When someone truly loves you, you stop being afraid of your own imperfections. You stop pretending. You start healing because for the first time, you realize that being imperfect doesn’t make you unworthy of love, it makes you human. And when you’re loved in your humanness, it changes everything. You begin to love yourself differently, too. The love of your life becomes a mirror, not to show you what’s wrong with you, but to remind you that even the broken pieces belong. You see, love that sees your flaws is not weak. It’s wise. It doesn’t confuse mistakes with identity. It understands that people are not their worst moments.
In the end, the love of your life is not the one who completes your picture.
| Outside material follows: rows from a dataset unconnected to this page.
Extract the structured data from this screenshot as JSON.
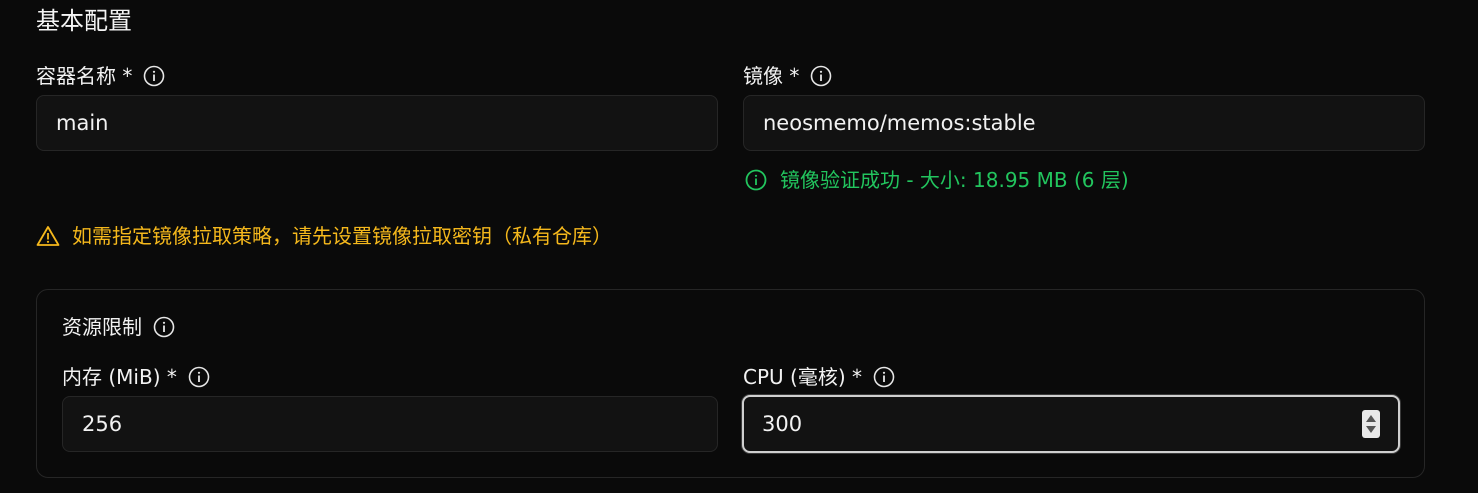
{
  "section": {
    "title": "基本配置"
  },
  "container_name": {
    "label": "容器名称 *",
    "value": "main"
  },
  "image": {
    "label": "镜像 *",
    "value": "neosmemo/memos:stable"
  },
  "image_status": "镜像验证成功 - 大小: 18.95 MB (6 层)",
  "pull_warning": "如需指定镜像拉取策略，请先设置镜像拉取密钥（私有仓库）",
  "resources": {
    "title": "资源限制",
    "memory": {
      "label": "内存 (MiB) *",
      "value": "256"
    },
    "cpu": {
      "label": "CPU (毫核) *",
      "value": "300"
    }
  },
  "colors": {
    "success": "#22c55e",
    "warning": "#f5b81c",
    "background": "#0a0a0a",
    "input_bg": "#121212"
  },
  "icons": {
    "info": "info-circle-icon",
    "warning": "warning-triangle-icon"
  }
}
It’s the one who accepts your unfinished masterpiece and still sees it as beautiful. There is something profoundly misunderstood about love in the modern world. We have been taught to equate love with excitement, with intensity, with the kind of passion that burns bright and fast. the fireworks, the chaos, the endless chase. But that kind of love, beautiful as it seems, often leaves us exhausted. It consumes us instead of completing us. The love of your life, the real one, won’t always feel like a storm. It will feel like still water, deep, calm, and endlessly steady. You will know it not because it makes your heart race, but because it makes. your soul rest.